As you can see I’m going through another phase, or I should say back to my sprinkles and cherries. With that, I had to control my urge not to top these easy cream puffs with a big cherry, but I had to make them pretty in pastels for Easter.
It’s like I get stuck in phases. Right now, I’m back to bright and cheerful color palettes.
Speaking of phases, when does the ultra prego-absent-minded stage go away? Seriously, I waddle, I klutz (yes, that’s proper English for today), and my half-on half-off brain forgot and, by instinct, had me suck in my stomach while trying to shimmy between a wall and the set up of these Easter Cream Puffs.
You can imagine how that turned out—clean up was not fun and it left me a few pictures short of the food.

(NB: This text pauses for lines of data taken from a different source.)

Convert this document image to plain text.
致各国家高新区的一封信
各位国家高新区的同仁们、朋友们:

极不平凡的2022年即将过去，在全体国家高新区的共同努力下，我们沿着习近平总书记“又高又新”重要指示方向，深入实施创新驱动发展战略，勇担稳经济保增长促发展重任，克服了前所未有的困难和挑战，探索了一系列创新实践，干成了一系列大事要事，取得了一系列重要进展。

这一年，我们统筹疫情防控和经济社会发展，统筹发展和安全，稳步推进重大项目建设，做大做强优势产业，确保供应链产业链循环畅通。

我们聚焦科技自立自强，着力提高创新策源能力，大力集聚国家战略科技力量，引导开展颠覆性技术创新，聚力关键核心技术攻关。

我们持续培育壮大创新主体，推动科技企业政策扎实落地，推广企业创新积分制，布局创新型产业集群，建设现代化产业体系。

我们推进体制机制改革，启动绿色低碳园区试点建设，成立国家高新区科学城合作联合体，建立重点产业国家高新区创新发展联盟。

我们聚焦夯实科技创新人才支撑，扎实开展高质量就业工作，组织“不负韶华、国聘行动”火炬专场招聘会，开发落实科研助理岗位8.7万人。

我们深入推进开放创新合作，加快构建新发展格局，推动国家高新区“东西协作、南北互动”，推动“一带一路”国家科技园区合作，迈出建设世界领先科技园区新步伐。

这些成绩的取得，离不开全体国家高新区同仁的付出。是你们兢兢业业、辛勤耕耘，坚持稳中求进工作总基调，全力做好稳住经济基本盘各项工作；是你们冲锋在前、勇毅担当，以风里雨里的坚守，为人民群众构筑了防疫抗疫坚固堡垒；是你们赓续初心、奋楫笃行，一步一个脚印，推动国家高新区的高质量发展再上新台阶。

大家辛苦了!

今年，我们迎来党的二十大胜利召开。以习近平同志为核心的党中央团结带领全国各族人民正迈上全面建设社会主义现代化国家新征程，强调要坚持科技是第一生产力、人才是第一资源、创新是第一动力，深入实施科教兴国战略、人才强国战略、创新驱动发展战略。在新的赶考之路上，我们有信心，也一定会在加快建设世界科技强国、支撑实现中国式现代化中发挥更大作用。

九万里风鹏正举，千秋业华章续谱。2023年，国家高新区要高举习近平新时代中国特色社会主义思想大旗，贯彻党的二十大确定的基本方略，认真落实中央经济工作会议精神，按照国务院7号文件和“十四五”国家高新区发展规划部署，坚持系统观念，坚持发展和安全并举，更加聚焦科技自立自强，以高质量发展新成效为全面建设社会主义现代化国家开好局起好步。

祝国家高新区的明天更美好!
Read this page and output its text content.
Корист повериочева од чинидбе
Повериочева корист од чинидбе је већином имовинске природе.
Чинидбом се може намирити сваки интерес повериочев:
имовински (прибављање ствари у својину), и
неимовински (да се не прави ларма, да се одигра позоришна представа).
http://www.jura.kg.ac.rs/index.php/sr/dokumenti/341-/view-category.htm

Which only worked out because I decided to just shoot cupcake liners. If you are a regular reader here you’ll know I do this every so often, like, here, here and here—there is just something about the ethereal aspect of them that I love.
Easter Cream Puffs
Yield: Makes 12 3-inch cream puffs
- 1 cup water
- 8 tablespoon butter
- 2 tablespoon sugar
- pinch salt
- 1 ½ cups bread flour
- 3 large eggs plus 2 egg whites
- 2 cup heavy cream
- 2 tablespoons confectioner sugar
- 2 tablespoon granulated sugar
- ½ teaspoon vanilla extract
- 2 cups of confectioner sugar
- 2-4 tablespoons milk
- 1 small drop of McCormick Red Food Color
- 1 small drop of McCormick Yellow Food Color
- 1 small drop of McCormick Green Food Color
- 1 small drop of McCormick Blue Food Color
Preparation: Heat oven to 400 degrees F and line bake sheet with parchment paper.
To make pate choux:
- Place water, butter, sugar and salt in a sauce pan and bring to a boil over medium heat. Remove pan from heat and add bread flour and stir until combined. Return pan to heat and stir in a circular motion until dough forms a ball at the center of pan. Transfer dough to stand mixer bowl and let rest for 5 minutes.
- Fit stand mixer with a whisk attachment. Add in one egg at a time and mix on medium until combined. Add 1 egg at a time and mix until fully incorporated before adding the next. Dough should be smooth, if not mix until dough is free of lumps.
- Place dough in pastry bag fitted with a large round tip. Pipe 2-inch puffs, two inches apart onto parchment-lined pan. Bake at 400 for about 20 minutes or until golden brown. Remove from oven and pierce each one with a paring knife to release the steam.
To make whipped cream:
- Place heavy cream, sugars and vanilla in a chilled bowl, using a hand mixer on medium-high beat until stiff peaks form.
To make glaze:
- Sift confectioner sugar and add 2-4 tablespoons of milk (or as needed for a pouring consistency) and whisk until smooth. Divide finished glazed into four separate bowls. For best coloring control, dip a toothpick into food color and swirl into glaze (add more as desired). Pour colored glaze on top of cream puff and finish with sprinkles.